The filter_var function of php is capable of validating many things like emails, urls, ip addresses etc. It does not have a direct option to validate a domain name however. So I coded up this little snippet that the filter_var function with a little tweak so that it can validate domain names as well.
function filter_var_domain($domain)
{
if(stripos($domain, 'http://') === 0)
{
$domain = substr($domain, 7);
}
///Not even a single . this will eliminate things like abcd, since http://abcd is reported valid
if(!substr_count($domain, '.'))
{
return false;
}
if(stripos($domain, 'www.') === 0)
{
$domain = substr($domain, 4);
}
$again = 'http://' . $domain;
return filter_var ($again, FILTER_VALIDATE_URL);
}
Now use it as
if(!filter_var_domain('www.gmail.com.'))
{
//Not a valid domain name
}
127.0.0.1.1 is considered a valid domain by this function.
This code example is bad and should not be used! It is a genuent security risk!
Shit like this returns a valid result:
filter_var_domain(‘www.137.com?”(OR(1=1))’)
@Felipe Braz’s solution is not as insecure as the Posters.
Blog posts and “solutions” are the reason PHP get a bad rep. So please remove this post so less experienced coders don’t use this in their application.
Works for me!
also its return full valid url when success…

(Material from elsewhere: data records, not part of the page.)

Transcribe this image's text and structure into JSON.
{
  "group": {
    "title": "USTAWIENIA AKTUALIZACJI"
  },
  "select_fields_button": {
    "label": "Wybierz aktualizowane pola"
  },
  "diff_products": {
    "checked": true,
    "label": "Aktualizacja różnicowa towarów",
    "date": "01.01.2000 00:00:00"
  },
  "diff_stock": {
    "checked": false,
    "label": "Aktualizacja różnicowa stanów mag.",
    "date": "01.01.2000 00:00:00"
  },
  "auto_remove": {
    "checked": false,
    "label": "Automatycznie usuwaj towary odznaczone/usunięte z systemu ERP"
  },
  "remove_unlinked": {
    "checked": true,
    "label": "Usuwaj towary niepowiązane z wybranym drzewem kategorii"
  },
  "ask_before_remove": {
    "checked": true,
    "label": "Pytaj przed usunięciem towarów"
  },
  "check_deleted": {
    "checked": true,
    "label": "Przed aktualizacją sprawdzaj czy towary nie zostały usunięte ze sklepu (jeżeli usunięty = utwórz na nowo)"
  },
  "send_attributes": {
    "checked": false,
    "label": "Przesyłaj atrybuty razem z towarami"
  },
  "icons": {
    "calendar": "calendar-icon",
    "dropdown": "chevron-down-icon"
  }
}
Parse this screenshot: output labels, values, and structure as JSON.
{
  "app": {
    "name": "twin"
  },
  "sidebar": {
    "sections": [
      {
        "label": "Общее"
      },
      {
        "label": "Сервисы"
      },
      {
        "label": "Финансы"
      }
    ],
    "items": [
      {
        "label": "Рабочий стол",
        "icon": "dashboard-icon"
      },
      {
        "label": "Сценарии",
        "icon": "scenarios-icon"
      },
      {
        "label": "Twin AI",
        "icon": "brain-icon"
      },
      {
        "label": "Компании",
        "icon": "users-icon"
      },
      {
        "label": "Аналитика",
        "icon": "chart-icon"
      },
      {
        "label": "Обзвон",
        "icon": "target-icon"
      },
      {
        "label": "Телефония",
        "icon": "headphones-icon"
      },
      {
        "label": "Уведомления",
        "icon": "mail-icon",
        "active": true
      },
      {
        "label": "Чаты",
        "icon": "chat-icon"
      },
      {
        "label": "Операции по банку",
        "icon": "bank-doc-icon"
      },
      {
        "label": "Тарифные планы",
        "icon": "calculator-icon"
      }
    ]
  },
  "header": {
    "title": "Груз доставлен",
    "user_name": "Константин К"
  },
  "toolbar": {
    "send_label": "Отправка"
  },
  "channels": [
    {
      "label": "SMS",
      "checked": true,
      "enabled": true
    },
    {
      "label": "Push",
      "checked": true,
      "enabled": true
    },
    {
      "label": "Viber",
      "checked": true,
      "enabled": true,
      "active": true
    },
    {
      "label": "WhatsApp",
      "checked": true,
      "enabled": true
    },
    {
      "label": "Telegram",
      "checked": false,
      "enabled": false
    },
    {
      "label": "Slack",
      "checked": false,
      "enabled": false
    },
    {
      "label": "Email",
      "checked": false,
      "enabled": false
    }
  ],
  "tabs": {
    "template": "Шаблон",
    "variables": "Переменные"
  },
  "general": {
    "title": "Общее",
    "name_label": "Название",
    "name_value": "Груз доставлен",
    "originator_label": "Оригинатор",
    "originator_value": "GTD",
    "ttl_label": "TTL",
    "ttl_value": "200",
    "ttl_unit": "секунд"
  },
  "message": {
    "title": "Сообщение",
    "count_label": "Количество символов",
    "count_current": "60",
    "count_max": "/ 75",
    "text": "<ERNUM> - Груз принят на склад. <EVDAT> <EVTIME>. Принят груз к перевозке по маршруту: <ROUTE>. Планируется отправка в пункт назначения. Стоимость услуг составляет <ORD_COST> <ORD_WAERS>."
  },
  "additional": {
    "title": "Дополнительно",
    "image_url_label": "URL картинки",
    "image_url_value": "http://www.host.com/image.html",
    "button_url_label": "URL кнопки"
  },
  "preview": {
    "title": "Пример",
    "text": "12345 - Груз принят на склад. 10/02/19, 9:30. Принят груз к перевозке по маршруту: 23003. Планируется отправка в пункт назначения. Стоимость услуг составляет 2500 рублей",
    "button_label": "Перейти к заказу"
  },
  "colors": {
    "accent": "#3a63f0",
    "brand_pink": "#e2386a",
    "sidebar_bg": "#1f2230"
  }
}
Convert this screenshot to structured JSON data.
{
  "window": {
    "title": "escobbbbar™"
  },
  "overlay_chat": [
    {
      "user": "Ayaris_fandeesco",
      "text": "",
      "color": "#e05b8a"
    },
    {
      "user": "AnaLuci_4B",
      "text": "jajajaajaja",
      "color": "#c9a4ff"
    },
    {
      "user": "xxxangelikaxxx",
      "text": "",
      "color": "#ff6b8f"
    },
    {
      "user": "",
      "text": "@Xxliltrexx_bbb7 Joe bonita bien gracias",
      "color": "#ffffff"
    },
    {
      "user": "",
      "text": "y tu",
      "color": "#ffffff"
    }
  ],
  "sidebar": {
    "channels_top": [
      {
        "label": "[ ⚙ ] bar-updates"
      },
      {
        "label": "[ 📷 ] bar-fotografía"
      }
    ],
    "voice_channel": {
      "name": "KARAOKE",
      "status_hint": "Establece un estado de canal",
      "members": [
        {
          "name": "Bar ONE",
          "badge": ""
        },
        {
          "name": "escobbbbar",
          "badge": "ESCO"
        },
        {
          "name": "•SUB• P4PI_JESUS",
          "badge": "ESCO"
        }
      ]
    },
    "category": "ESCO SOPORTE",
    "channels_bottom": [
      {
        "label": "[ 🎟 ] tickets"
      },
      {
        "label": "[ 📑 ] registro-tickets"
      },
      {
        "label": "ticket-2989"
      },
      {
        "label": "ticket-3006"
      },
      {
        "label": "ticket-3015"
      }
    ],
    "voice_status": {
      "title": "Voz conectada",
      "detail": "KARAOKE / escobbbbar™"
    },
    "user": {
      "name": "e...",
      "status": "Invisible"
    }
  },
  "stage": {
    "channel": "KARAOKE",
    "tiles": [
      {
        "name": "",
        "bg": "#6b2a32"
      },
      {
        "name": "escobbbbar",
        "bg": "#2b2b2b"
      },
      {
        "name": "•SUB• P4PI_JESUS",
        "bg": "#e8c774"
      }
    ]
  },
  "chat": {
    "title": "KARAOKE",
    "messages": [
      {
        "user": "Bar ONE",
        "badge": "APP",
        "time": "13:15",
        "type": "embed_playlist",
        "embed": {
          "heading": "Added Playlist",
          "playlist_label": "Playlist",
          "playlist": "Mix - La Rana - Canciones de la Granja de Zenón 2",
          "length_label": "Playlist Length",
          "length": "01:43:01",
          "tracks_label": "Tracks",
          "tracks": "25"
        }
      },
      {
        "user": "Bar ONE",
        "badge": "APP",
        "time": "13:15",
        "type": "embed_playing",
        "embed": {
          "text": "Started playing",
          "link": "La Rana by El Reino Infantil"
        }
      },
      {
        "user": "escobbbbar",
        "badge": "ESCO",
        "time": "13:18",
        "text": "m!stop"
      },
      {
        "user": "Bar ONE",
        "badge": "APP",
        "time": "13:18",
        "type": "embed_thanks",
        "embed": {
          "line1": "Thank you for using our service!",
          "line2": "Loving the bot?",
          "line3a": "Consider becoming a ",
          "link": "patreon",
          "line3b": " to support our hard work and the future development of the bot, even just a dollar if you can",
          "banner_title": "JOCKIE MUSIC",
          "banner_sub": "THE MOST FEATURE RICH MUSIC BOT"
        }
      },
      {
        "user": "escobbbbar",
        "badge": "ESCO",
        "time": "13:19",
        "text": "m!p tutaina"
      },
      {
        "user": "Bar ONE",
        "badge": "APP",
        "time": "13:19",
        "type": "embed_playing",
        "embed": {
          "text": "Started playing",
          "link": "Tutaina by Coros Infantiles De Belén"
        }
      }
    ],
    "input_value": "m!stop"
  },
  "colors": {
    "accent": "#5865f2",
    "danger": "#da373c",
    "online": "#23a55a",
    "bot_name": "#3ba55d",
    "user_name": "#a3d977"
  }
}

I’m using: filter_var(‘admin@’.$domain, FILTER_VALIDATE_EMAIL); =)
That is smart , what works for emails works for domains
thanks for the snippet you save my time..
do you have more code snippet for check valid tld cause its still say something like this “domainexample.helloworld is a valid domain name!”
its working fine but need some tld validation cause testing something like this “exampledomain.432527889.com is a valid domain name!”